On the flip side of this situation, is the fact that as the number of people arriving into Switzerland continues to grow, this is driving up demand for living accommodation. And in 2022 alone, the population grew by over 100’000. And according to recent government data, at the end of December 2022, there were 2.24 million foreigners now living permanently in Switzerland.
In times of inflation and hardship for many, in order to incentivise the volume of home construction required to provide housing for Switzerland’s growing population, ironically – higher rents would be required. This would have the effect of encouraging higher yields and hopefully more investment. Fewer building restrictions and more land available to build would also be helpful.
Initiatives proposed by some politicians to cap rents, could have the opposite effect, with low percentage yields scaring investors away meaning less investment in construction and ultimately fewer new homes being built.
The picture in the rest of Europe varies from country to country. Some recent statistics indicate the following with regard to new home starts per thousand inhabitants in 2021:
- At the top of the success ladder is Austria which recorded 10.56 homes built for every 1’000 citizens.
- Poland 7.28 per 1’000 citizens.
- Slovania 6.06 per 1’000 citizens.
- Ireland 6.05 per 1’000 citizens.
- Mid table is Czech Republic with 4.28 per 1’000 citizens (around 18% inflation in 2022 and interest rates @ 6% in 2023).
- UK is at the lower end of the table with 2.56 homes built for every 1’000 citizens.
- Italy at the bottom with 1.03 homes built for every 1’000 citizens
Switzerland with 26 cantons and 4 language areas presents a fragmented picture. Tourism areas see higher new construction rates than other non-tourism towns. One town that has both tourism and local inhabitants is the spa town of Baden – which has a population of around 20’000 with about 26% of the population being resident foreign nationals. One of the recent recordings of the rate of construction of new housing units per 1000 residents in Baden showed this as 5.25 per 1’000 residents.
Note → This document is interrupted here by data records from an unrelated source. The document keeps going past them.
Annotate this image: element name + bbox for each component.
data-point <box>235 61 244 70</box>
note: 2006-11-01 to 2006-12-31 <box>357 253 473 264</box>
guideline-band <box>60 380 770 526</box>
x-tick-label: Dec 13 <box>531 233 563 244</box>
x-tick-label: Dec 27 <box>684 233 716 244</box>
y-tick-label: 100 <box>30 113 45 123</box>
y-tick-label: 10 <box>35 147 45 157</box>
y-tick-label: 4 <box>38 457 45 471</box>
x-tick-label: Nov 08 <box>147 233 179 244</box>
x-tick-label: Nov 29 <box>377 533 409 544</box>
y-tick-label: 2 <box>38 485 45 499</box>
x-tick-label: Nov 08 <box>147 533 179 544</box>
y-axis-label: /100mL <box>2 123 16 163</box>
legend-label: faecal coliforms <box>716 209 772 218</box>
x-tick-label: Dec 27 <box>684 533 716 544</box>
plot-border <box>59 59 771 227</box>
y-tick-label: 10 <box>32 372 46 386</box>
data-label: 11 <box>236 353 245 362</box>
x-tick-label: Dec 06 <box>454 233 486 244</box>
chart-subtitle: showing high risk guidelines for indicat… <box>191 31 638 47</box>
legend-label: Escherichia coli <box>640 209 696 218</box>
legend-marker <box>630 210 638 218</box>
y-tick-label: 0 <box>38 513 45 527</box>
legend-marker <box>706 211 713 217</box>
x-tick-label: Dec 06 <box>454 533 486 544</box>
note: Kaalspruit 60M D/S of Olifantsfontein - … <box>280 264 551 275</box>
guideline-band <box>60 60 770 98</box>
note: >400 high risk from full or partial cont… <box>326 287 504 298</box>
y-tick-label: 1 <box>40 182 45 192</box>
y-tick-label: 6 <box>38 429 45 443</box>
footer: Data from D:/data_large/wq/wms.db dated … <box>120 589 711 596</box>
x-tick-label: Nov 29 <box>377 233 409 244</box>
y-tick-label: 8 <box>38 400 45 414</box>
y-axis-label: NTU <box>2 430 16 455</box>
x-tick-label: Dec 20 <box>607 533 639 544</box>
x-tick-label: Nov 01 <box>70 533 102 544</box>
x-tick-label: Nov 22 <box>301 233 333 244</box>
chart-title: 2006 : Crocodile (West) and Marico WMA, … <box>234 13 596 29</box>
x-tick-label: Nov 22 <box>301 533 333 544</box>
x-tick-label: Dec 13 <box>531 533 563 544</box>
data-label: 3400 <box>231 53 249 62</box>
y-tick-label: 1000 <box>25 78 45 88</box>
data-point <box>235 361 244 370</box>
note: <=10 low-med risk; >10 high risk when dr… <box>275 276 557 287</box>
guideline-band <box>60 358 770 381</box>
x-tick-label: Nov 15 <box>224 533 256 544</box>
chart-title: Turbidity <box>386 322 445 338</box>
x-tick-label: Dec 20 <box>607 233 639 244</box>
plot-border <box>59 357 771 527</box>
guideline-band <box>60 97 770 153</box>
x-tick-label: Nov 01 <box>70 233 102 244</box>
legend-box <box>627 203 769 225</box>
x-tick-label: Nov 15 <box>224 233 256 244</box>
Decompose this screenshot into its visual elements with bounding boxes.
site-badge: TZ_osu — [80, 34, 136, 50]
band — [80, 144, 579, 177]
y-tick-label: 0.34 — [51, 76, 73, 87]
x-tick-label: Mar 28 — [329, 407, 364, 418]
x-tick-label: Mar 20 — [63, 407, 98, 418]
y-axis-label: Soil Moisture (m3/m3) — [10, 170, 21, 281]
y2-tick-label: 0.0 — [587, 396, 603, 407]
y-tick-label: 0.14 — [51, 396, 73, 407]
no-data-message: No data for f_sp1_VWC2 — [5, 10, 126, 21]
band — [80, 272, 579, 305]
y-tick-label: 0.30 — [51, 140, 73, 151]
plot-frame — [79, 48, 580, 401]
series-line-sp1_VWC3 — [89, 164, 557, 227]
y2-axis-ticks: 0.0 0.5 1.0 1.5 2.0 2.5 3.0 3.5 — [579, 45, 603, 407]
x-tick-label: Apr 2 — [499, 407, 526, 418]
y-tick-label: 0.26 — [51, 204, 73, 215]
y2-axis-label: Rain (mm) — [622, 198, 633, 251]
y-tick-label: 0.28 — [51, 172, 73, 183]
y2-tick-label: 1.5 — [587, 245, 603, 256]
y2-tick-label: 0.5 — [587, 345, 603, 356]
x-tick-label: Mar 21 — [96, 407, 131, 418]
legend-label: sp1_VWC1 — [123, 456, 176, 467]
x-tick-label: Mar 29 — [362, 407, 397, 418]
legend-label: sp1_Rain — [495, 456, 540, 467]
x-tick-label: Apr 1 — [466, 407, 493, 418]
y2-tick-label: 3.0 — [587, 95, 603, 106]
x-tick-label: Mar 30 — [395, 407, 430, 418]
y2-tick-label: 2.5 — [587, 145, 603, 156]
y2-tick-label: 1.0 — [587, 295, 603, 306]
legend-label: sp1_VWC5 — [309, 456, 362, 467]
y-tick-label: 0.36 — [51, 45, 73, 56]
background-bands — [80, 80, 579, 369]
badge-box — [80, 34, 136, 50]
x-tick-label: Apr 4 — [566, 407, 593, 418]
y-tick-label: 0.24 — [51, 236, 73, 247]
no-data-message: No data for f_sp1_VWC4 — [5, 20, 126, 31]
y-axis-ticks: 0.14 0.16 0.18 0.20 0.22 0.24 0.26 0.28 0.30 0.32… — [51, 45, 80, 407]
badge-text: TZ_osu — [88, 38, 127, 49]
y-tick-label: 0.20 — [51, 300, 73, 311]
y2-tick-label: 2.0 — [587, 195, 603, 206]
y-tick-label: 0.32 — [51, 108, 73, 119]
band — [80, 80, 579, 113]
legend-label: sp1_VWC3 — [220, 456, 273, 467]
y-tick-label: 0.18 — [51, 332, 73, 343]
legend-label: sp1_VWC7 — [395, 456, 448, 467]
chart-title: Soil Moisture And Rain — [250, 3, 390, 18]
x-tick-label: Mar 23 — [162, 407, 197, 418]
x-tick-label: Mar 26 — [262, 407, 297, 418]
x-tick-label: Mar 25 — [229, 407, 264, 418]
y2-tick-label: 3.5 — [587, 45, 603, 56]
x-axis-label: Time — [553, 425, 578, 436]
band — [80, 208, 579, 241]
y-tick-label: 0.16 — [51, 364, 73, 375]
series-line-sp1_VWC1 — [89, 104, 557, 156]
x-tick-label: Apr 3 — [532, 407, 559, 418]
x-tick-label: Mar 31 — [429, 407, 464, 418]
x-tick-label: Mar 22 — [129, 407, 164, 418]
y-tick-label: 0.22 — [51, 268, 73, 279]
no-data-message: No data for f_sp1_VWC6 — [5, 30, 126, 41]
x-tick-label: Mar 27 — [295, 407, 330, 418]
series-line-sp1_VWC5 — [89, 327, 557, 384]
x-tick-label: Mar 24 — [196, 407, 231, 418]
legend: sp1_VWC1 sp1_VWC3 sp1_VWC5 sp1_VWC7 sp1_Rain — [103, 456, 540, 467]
Summary: High inflation rates across Europe in 2022 has lead to interest rates rising and made mortgages more expensive. This in part also means a slow down in the construction of new homes as private investors struggle to be able to afford proposed increased mortgage payments.
In Switzerland the housing shortage situation is in part driven by increased interest rates, although compared to the rest of Europe both inflation and interest rates in Switzerland are low. The main driver for the slow down in the construction of new homes, is the percentage return for investors which stands at around, only 3%. This is making other asset investments more attractive. Government initiatives are also pointing towards a capping of rental prices, which in effect would continue to make the sector unattractive for investors. And with increased numbers of people arriving in Switzerland, something will have to give, otherwise many new arrivals in Switzerland could soon struggle to find a home to live in.